A similar effect occurs during the post-apocalyptic storyline featuring Hanks, where a reclaimed hunter-gathering world is portrayed with a simplified version of English. Not only does this contrived, almost infantile language make conversations misunderstood, but its also hinders the sequence’s sentimental moments. There was potential to communicate the emotional, humanistic similarities between sophisticated and more primitive civilizations without making the dialogue frustratingly difficult to follow.

With this said, the aesthetic details used to separate the temporal differences never distract from the film’s humanistic message. For a film that spans as much universal time as it does, there is room for some unexpected comforts, along with some anticipatory clumsiness.
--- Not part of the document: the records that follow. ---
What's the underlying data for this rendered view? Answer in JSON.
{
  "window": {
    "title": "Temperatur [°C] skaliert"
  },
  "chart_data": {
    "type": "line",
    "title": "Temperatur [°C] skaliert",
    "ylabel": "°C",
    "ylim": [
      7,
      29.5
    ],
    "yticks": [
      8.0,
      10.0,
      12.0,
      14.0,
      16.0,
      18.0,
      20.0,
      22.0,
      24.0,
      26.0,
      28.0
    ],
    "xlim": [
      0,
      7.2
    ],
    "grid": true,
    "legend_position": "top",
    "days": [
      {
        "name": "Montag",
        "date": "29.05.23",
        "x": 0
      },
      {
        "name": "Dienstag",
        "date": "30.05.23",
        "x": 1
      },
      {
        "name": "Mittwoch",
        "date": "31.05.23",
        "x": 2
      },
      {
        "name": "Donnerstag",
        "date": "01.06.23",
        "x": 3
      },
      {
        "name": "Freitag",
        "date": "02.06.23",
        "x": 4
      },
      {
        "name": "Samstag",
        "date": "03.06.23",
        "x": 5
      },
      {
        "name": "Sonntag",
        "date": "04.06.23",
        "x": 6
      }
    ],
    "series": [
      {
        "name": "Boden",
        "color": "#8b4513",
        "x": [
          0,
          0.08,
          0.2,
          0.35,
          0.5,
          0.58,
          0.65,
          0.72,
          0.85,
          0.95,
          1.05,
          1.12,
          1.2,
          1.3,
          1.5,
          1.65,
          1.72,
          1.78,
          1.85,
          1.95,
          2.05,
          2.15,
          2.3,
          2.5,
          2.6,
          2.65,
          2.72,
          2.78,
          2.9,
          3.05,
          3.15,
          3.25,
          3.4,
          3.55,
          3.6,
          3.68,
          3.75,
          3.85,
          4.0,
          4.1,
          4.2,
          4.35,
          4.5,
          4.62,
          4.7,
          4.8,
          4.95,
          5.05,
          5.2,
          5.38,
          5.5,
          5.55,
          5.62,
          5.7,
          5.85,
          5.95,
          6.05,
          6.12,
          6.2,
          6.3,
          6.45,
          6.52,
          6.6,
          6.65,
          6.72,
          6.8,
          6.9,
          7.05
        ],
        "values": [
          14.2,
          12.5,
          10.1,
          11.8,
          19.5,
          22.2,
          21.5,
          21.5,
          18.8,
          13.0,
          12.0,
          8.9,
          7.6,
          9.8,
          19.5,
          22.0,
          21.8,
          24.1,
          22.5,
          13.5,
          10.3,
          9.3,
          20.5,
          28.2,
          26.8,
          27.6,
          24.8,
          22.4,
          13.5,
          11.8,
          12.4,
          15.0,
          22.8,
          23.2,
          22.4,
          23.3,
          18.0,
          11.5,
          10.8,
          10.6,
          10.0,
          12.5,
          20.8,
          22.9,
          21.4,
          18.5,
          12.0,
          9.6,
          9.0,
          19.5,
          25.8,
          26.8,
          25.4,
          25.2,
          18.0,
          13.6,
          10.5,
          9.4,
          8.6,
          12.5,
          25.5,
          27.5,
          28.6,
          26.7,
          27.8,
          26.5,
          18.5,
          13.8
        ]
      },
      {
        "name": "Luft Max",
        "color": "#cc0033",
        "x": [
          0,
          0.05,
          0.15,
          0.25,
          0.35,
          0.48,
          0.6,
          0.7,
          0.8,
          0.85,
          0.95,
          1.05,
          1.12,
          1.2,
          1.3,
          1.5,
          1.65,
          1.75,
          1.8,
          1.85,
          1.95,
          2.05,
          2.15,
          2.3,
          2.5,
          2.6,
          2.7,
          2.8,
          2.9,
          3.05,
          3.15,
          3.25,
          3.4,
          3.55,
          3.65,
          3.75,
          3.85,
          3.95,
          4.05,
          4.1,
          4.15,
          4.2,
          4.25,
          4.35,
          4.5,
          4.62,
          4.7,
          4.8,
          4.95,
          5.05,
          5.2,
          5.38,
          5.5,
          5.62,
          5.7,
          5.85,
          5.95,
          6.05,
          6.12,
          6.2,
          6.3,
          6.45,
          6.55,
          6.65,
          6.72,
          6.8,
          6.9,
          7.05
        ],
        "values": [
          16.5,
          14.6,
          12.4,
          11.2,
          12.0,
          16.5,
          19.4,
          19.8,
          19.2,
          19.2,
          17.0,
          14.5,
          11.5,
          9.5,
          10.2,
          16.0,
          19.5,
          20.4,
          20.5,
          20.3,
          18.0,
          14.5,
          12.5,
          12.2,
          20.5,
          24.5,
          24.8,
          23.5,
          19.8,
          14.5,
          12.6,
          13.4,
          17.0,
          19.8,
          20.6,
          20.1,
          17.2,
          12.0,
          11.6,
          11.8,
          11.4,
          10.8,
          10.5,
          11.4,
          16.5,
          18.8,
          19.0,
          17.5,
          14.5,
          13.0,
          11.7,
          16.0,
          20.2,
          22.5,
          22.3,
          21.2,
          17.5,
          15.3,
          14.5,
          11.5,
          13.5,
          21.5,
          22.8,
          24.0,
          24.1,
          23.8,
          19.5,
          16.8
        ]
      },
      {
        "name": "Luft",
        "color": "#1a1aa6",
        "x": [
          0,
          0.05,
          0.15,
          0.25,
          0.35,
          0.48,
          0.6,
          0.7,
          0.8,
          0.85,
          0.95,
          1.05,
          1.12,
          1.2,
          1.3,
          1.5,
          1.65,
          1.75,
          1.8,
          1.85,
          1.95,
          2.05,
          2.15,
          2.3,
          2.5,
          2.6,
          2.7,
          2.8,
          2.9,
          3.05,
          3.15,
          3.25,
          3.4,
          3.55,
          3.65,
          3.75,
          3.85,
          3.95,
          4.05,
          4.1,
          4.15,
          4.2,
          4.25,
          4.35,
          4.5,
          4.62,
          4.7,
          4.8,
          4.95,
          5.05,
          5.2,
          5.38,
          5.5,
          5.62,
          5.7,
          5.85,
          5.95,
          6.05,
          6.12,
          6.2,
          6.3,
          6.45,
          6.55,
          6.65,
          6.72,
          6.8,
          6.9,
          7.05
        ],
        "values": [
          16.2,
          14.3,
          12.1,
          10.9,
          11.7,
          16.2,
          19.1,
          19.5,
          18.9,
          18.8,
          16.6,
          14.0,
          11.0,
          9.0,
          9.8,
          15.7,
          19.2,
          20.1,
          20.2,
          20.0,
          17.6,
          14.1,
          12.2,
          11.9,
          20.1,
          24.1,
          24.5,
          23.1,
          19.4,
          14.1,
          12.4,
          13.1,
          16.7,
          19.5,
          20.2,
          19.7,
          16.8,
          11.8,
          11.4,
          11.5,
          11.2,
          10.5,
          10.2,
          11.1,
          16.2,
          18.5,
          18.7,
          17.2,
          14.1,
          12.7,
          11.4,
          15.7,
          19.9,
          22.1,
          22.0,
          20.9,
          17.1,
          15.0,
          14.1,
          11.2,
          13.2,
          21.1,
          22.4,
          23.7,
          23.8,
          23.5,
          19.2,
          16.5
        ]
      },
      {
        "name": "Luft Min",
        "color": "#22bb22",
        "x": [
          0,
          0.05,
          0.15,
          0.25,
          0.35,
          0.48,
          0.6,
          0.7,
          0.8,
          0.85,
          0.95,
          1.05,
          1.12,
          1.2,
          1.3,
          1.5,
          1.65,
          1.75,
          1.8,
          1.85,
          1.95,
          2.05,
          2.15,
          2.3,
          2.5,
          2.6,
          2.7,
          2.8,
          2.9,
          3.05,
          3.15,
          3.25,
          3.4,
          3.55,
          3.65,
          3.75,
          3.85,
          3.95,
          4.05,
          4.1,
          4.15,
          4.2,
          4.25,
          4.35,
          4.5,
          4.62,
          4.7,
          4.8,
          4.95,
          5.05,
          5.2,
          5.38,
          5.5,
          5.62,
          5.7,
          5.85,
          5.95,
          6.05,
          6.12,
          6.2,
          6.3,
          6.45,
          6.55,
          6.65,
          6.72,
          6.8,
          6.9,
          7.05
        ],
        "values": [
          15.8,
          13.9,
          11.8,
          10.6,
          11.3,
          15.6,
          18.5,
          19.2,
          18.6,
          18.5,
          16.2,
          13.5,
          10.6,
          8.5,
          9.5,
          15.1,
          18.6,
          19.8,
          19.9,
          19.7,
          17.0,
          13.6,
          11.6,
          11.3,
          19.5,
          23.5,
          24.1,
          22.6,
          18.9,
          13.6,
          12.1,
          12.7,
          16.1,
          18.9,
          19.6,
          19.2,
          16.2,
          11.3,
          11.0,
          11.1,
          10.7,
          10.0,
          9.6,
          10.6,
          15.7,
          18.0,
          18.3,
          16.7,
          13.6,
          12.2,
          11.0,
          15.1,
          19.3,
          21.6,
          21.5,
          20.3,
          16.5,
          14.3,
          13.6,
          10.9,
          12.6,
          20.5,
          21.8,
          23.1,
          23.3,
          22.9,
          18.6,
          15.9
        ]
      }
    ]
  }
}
It is certainly a film that I want to see again, if nothing else to get a better understanding of the project as a whole. However, I do not anticipate enjoying the film more than the first viewing. There were simply too many glaring blemishes, particularly in casting decisions and lazy storytelling, to conceive of this film coming close to its intended vision. Cloud Atlas provides just enough laughs, excitement and loving moments with fluid editing to provide a perplexing and eccentric examination of humanity through time.